Chicago, 1928. Louis Armstrong was 26 when he walked into the studio with his band, the Hot Five. The young Armstrong had been playing and recording for a few years, and this session didn’t seem like it would be any different. The band would wax a few tracks and that’d be it.
Not this time. Louis had a particular song in mind. Written and recorded originally by his mentor, the man who’d really taught him to play, cornet player and bandleader Joe “King” Oliver. The song? “West End Blues.” King Oliver’s version is great, but what Louis Armstrong did with that song changed history. Satchmo took West End Blues and blew it out of the water.
Armstrong’s vocal section is one of the earliest examples of scat singing. And of course there’s his trumpet. Technical devastation only matched by sheer beauty and emotionality. Its opening cadenza—a 15-second trumpet solo—is one of the most influential and inimitable solos in Jazz history.
Suddenly, jazz wasn’t just dance-hall entertainment or garden-variety folk music anymore. Now jazz could be considered the highest form of artistic expression.
So here it is. One of the most important recordings in history—not just the history of jazz and blues, but of all popular music. Louis Armstrong and his Hot Five, “West End Blues.”
Louis Armstrong was born August 4, 1900 (or 1901, depending on the source) in New Orleans, Louisiana. His early life was tough. An illegitimate child born to a prostitute who grew up delivering coal to the strumpets of Storyville and was sentenced to a home for delinquents for firing a pistol at age 11. As for the name Satchmo, it comes with a few origin stories. One is that as a child the young street musician would pick up the pennies tossed at him and put them in his mouth to avoid the sticky fingers of larger thieves. His mouth became a satchel, so, Satchelmouth, which became Satchmo. Another version goes that he just had such a big mouth it was like a Satchel…hence Satchelmouth and Satchmo. That big mouth would go on to revolutionize the history of music.

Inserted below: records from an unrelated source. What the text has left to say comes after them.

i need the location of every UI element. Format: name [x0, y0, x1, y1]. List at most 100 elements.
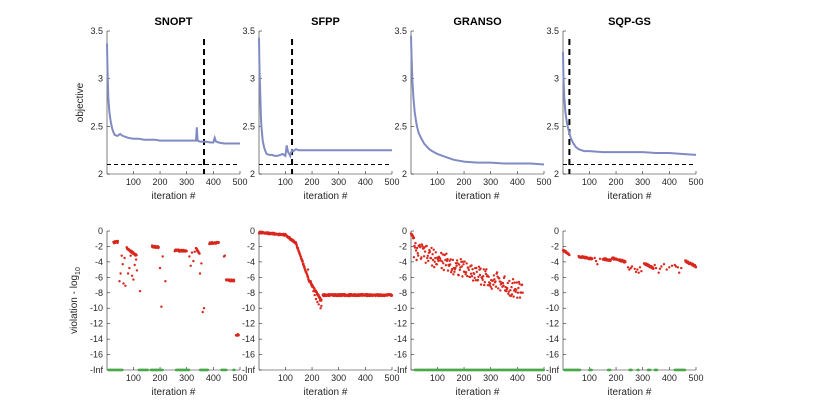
violation-point — [674, 265, 678, 268]
violation-point — [678, 271, 681, 274]
violation-point — [658, 267, 662, 270]
violation-point — [455, 259, 459, 262]
violation-point — [487, 275, 490, 278]
violation-point — [445, 252, 448, 255]
violation-point — [437, 259, 440, 263]
feasible-point — [609, 368, 612, 372]
violation-point — [414, 249, 418, 252]
y-tick-label: -10 — [90, 303, 103, 313]
violation-point — [427, 259, 430, 263]
feasible-point — [233, 368, 236, 372]
x-tick-label: 300 — [483, 373, 498, 383]
x-tick-label: 100 — [582, 373, 597, 383]
y-tick-label: 3 — [98, 74, 103, 84]
violation-point — [318, 299, 322, 302]
violation-point — [434, 251, 437, 254]
violation-point — [420, 256, 423, 259]
violation-point — [637, 271, 640, 274]
violation-point — [494, 285, 498, 288]
violation-point — [609, 259, 612, 262]
violation-point — [509, 289, 512, 292]
violation-point — [662, 263, 666, 266]
x-tick-label: 400 — [358, 177, 373, 187]
violation-point — [499, 289, 502, 292]
y-tick-label: -16 — [90, 350, 103, 360]
violation-point — [423, 250, 427, 253]
x-tick-label: 100 — [430, 177, 445, 187]
y-tick-label: -12 — [242, 319, 255, 329]
violation-point — [652, 267, 655, 270]
violation-point — [440, 266, 443, 270]
y-tick-label: 3.5 — [546, 26, 559, 36]
violation-point — [517, 280, 521, 284]
violation-point — [680, 266, 683, 270]
y-tick-label: 2 — [98, 169, 103, 179]
y-tick-label: 2.5 — [90, 121, 103, 131]
violation-point — [413, 246, 417, 249]
x-tick-label: 500 — [384, 177, 399, 187]
violation-point — [429, 257, 433, 260]
panel-top-0: 100 200 300 400 500 2 2.5 3 3.5 iteration # SNOPT o… — [75, 16, 248, 202]
violation-point — [451, 258, 454, 262]
y-tick-label: -Inf — [90, 365, 104, 375]
feasible-point — [630, 368, 633, 372]
x-axis-label: iteration # — [152, 387, 196, 398]
violation-point — [433, 260, 436, 263]
x-tick-label: 400 — [358, 373, 373, 383]
violation-point — [123, 256, 126, 260]
violation-point — [202, 307, 206, 310]
violation-point — [501, 282, 505, 285]
x-tick-label: 300 — [179, 373, 194, 383]
y-tick-label: -14 — [242, 334, 255, 344]
y-tick-label: -12 — [546, 319, 559, 329]
violation-point — [461, 275, 464, 278]
violation-point — [513, 281, 516, 284]
violation-point — [446, 257, 449, 261]
violation-point — [445, 259, 449, 263]
violation-point — [670, 264, 674, 267]
violation-point — [484, 270, 487, 273]
violation-point — [138, 290, 142, 293]
violation-point — [449, 258, 452, 261]
feasible-point — [146, 368, 150, 372]
x-tick-label: 400 — [662, 177, 677, 187]
panel-bottom-1: 100 200 300 400 500 0 -2 -4 -6 -8 -10 -12 -14 -16 -Inf… — [242, 226, 400, 398]
violation-point — [455, 264, 458, 267]
y-tick-label: -12 — [394, 319, 407, 329]
violation-point — [676, 266, 680, 269]
violation-point — [390, 294, 394, 297]
violation-point — [190, 251, 194, 254]
violation-point — [135, 269, 139, 272]
violation-point — [465, 262, 468, 265]
violation-point — [668, 266, 671, 269]
violation-point — [134, 258, 138, 261]
x-tick-label: 300 — [179, 177, 194, 187]
x-tick-label: 100 — [430, 373, 445, 383]
violation-point — [492, 283, 495, 286]
violation-point — [426, 256, 429, 260]
x-tick-label: 400 — [662, 373, 677, 383]
violation-point — [475, 270, 478, 274]
panel-title: SQP-GS — [608, 16, 651, 28]
feasible-point — [578, 368, 582, 372]
objective-series-line — [562, 51, 697, 156]
violation-point — [217, 241, 220, 244]
violation-point — [660, 265, 663, 268]
feasible-point — [206, 368, 210, 372]
violation-point — [514, 290, 517, 293]
violation-point — [477, 265, 481, 268]
y-tick-label: -2 — [399, 241, 407, 251]
violation-point — [122, 282, 125, 285]
violation-point — [120, 254, 123, 257]
violation-point — [624, 260, 627, 264]
violation-point — [466, 274, 469, 278]
x-tick-label: 300 — [483, 177, 498, 187]
violation-point — [494, 280, 497, 283]
x-axis-label: iteration # — [152, 191, 196, 202]
violation-point — [426, 254, 429, 257]
feasible-point — [649, 368, 652, 372]
violation-point — [596, 263, 599, 266]
violation-point — [473, 276, 476, 279]
feasible-point — [683, 368, 687, 372]
y-tick-label: -Inf — [242, 365, 256, 375]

Louis Armstrong’s version of West End Blues was recorded in Chicago on June 28, 1928 for Okeh Records, just seventeen days after Armstrong’s mentor, Joe ‘King’ Oliver waxed his own version of the song with his band the Dixie Syncopaters. Joe ‘King’ Oliver was a successful New Orleans bandleader, who recognized Armstrong’s potential early on and fostered the young man’s talent. When Oliver made the move north from NoLa to Chicago in 1922, he invited Armstrong to come along with him. Though Armstrong left King Oliver’s band in ’25 for a stint in New York City, it wasn’t until 1928, with the recording of West End Blues, that he truly left his mentor behind.

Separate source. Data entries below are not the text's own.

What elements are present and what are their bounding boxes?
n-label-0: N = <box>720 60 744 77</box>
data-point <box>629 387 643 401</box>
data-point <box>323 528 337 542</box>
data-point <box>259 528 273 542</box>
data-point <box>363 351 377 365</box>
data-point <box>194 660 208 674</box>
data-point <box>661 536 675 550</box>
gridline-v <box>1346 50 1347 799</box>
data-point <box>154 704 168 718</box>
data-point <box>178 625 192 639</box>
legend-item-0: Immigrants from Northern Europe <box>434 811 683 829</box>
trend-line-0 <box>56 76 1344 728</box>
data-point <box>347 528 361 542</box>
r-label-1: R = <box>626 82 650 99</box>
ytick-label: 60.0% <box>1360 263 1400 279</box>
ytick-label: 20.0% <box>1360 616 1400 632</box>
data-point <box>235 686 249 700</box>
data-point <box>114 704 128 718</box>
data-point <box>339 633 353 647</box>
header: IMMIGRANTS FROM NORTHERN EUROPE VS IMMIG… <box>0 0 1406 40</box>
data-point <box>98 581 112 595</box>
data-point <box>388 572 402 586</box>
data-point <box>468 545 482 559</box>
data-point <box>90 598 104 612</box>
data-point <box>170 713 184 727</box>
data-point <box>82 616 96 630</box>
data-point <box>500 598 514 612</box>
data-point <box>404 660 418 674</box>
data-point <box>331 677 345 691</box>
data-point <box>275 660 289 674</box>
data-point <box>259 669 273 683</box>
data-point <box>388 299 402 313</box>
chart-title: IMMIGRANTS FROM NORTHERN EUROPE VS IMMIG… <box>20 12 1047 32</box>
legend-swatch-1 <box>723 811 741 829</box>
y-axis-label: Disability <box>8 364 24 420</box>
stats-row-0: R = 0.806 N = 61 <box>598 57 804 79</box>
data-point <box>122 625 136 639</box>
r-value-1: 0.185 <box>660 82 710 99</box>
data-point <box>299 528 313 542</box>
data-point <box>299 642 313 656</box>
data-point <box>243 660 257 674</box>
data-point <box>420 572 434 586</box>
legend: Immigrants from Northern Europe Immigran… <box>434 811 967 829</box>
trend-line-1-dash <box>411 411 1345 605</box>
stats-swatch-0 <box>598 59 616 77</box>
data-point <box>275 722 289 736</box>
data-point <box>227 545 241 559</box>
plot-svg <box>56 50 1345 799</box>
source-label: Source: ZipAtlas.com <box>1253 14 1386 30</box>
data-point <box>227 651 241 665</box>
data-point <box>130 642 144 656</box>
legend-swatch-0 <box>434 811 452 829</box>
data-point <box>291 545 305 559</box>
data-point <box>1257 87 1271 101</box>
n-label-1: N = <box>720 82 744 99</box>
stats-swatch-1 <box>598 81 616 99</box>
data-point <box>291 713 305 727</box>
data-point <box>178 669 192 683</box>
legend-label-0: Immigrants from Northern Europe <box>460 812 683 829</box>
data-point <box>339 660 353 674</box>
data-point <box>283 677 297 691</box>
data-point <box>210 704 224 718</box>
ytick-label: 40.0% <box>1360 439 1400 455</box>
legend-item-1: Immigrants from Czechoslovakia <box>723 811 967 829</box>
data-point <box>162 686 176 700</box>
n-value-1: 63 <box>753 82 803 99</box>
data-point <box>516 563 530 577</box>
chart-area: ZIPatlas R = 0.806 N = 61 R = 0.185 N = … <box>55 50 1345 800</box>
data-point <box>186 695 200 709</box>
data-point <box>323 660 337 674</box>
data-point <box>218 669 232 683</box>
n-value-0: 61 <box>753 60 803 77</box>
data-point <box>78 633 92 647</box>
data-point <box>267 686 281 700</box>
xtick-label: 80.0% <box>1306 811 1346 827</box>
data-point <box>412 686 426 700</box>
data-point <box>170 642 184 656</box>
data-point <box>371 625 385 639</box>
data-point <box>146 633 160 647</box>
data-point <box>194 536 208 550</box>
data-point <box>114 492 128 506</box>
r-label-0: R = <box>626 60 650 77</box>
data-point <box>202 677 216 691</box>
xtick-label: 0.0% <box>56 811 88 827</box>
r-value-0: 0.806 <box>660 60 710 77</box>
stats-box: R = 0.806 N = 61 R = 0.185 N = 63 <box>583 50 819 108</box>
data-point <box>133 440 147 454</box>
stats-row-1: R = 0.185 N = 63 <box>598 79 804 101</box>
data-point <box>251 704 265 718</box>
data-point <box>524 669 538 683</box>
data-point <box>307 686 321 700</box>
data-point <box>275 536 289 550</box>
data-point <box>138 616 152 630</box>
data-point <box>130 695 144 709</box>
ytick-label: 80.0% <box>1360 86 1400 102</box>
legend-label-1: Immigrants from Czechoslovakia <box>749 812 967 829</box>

Oliver had written the song sometime earlier, West End being an African-American entertainment hub on Lake Pontchartrain outside of New Orleans. And the track’s good enough to be sure. But it’s Armstrong’s version that put jazz on the map as an art form to be reckoned with. The recording’s a landmark for a number of reasons. For one, Satchmo’s vocal section is considered to be one of the earliest examples of scat singing. But really it’s Armstrong’s 15-second trumpet intro and 8-bar trumpet solo at the end mark the true beginnings of the revolutionary and virtuosic technique that would make the man a well-loved worldwide sensation. The phrases Armstrong waxed on that record are both so technically difficult and emotionally charged that they remain, to this day, a keystone for jazz musicians, considered nearly impossible to imitate. Even the musicians themselves were stunned by the sound they’d produced. As Earl Hines, the piano player on the record would later attest, “When it first came out, Louis and I stayed by that recording practically an hour and a half or two hours and we just knocked each other out because we had no idea it was gonna turn out as good as it did.”
And good it did. That record became one of the most important and wildly influential tracks in jazz history. Countless musicians found themselves in the sounds of Armstrong’s trumpet. Billie Holiday wrote “sometimes the record would make me so sad, I’d cry up a storm. Other times the same damn record would make me so happy.” She’s go on to say of his instrumental technique, “it sounded like he was making love to me. That’s how I wanted to sing.” And as for critics? Some say that Armstrong’s West End Blues has been the subject of more analysis than any other performance in jazz history. Just goes to show, 15 seconds of trumpet is worth more than thousands upon thousands of words.